Sevilla

[243] Sevilla, die Hauptstadt des Königreichs gleiches Namens – welches auch West- oder Nieder-Andalusien heißt, und gegen Norden an Cordova und Estremadura, westlich an das Portugiesische Alentejo, südlich an das Weltmeer und die Straße von Gibraltar, und gegen Osten an Granada und Murcia gränzt; dessen Größe auf 940 Quadratmeilen geschätzt und für den fruchtbarsten Theil, für die Kornkammer des Königreichs Spanien, besonders an Weizen, Oel und Weinen, gehalten wird – und die größte Stadt in ganz Spanien. Ihren Umfang rechnet man auf 4½ Spanische Meilen, aber die Volksmenge nicht mehr als zu 50,000 Seelen; der Boden ist sumpfig (daher auch die Häuser größten Theils auf Pfählen ruhen); die Straßen sind eng, unregelmäßig, ohne bedeutende Gebäude, wenn man etwa den königlichen Pallast, das Münzhaus, die Stückgießerei und Kaufmanns-Börse ausnimmt: eins der größten Gothischen Gebäude macht die Domkirche aus; übrigens aber gehört der größte Theil der Gebäude – der Geistlichkeit.

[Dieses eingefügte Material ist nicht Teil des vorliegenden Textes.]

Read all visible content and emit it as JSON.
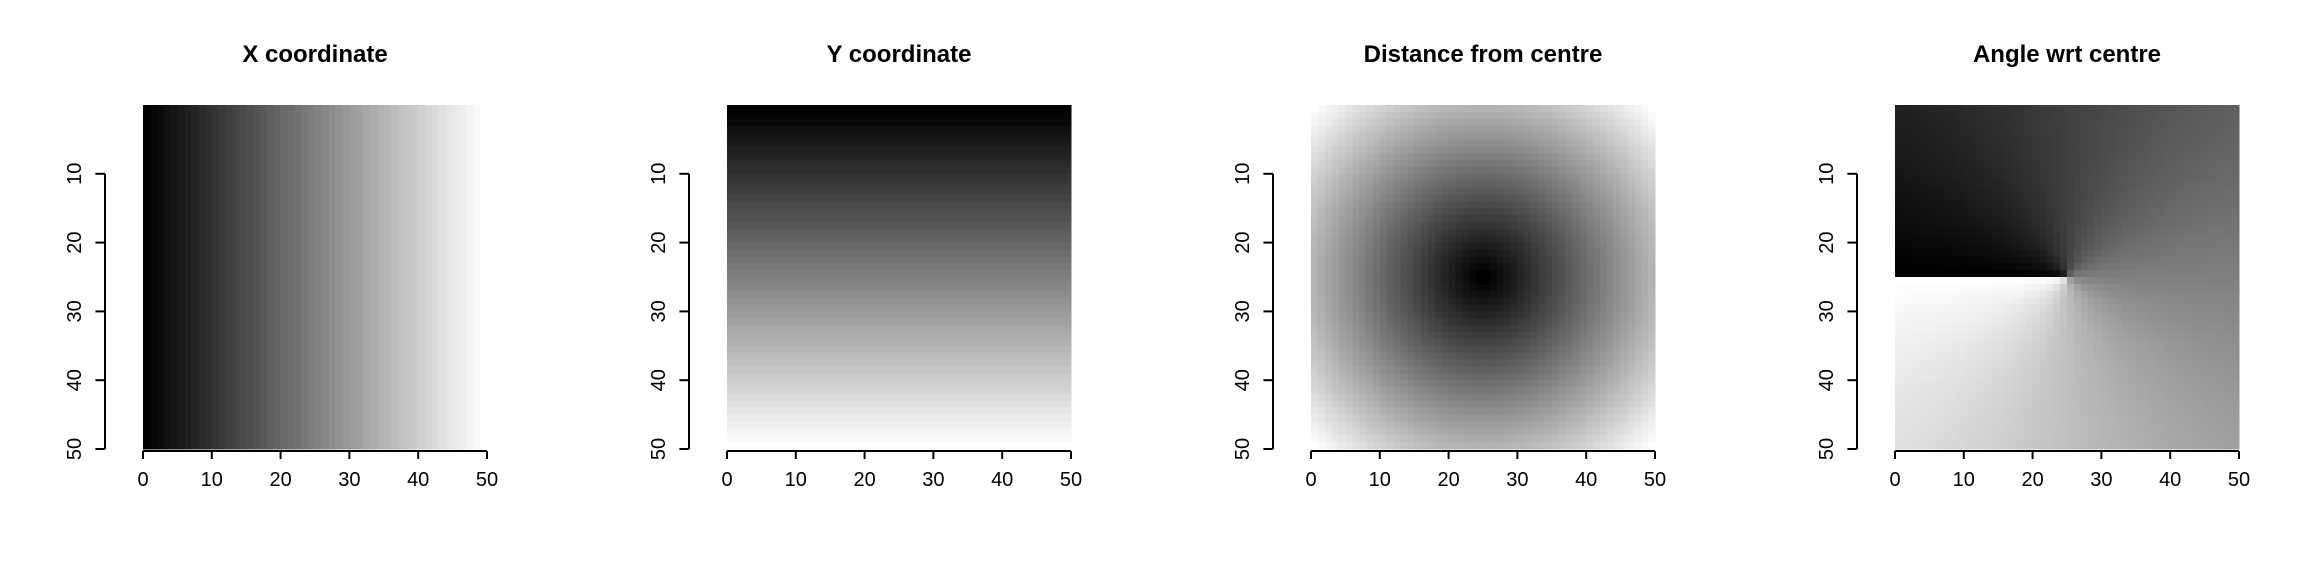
{
  "chart_data": [
    {
      "type": "heatmap",
      "title": "X coordinate",
      "field": "x",
      "xlabel": "",
      "ylabel": "",
      "grid_size": 50,
      "xlim": [
        0,
        50
      ],
      "ylim": [
        50,
        0
      ],
      "x_ticks": [
        0,
        10,
        20,
        30,
        40,
        50
      ],
      "y_ticks": [
        10,
        20,
        30,
        40,
        50
      ],
      "colormap": "grayscale",
      "grid": false
    },
    {
      "type": "heatmap",
      "title": "Y coordinate",
      "field": "y",
      "xlabel": "",
      "ylabel": "",
      "grid_size": 50,
      "xlim": [
        0,
        50
      ],
      "ylim": [
        50,
        0
      ],
      "x_ticks": [
        0,
        10,
        20,
        30,
        40,
        50
      ],
      "y_ticks": [
        10,
        20,
        30,
        40,
        50
      ],
      "colormap": "grayscale",
      "grid": false
    },
    {
      "type": "heatmap",
      "title": "Distance from centre",
      "field": "distance",
      "xlabel": "",
      "ylabel": "",
      "grid_size": 50,
      "xlim": [
        0,
        50
      ],
      "ylim": [
        50,
        0
      ],
      "x_ticks": [
        0,
        10,
        20,
        30,
        40,
        50
      ],
      "y_ticks": [
        10,
        20,
        30,
        40,
        50
      ],
      "colormap": "grayscale",
      "grid": false
    },
    {
      "type": "heatmap",
      "title": "Angle wrt centre",
      "field": "angle",
      "xlabel": "",
      "ylabel": "",
      "grid_size": 50,
      "xlim": [
        0,
        50
      ],
      "ylim": [
        50,
        0
      ],
      "x_ticks": [
        0,
        10,
        20,
        30,
        40,
        50
      ],
      "y_ticks": [
        10,
        20,
        30,
        40,
        50
      ],
      "colormap": "grayscale",
      "grid": false
    }
  ]
}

Außerhalb der Stadt, welche seit 1504 auch eine Universität hat, ist die berühmte Maurische Wasserleitung. Merkwürdig ist die hier von Ferdinand VI. 1757 mit großen Kosten angelegte Tabaksfabrik, die einzige in ganz Spanien und die größte in ganz Europa. Im J. 1776 arbeiteten über 1000 Menschen und 180 Maulthiere hier. Der Tabac de Sevilla ist bei allen Tabaksschnupfern[243] hoch berühmt; die bekannten Cigarros (oder der dünne Rolltabak), welche ohne Pfeife geraucht werden, beschäftigen hier ebenfalls gegen 150 Personen. Außer der ansehnlichen Salpetersiederei und der Seidenmanufactur (welche jedoch jetzt um die Hälfte – sonst nährte sie an 16,000 Menschen – gefallen ist) sind auch die vielen Galonen und Borden von Bedeutung, welche hier verarbeitet werden und nach Peru gehen. Ueberhaupt aber hat sich der Handel Sevillas durch die Verlegung des Gerichtshofes nach Cadiz sehr verringert.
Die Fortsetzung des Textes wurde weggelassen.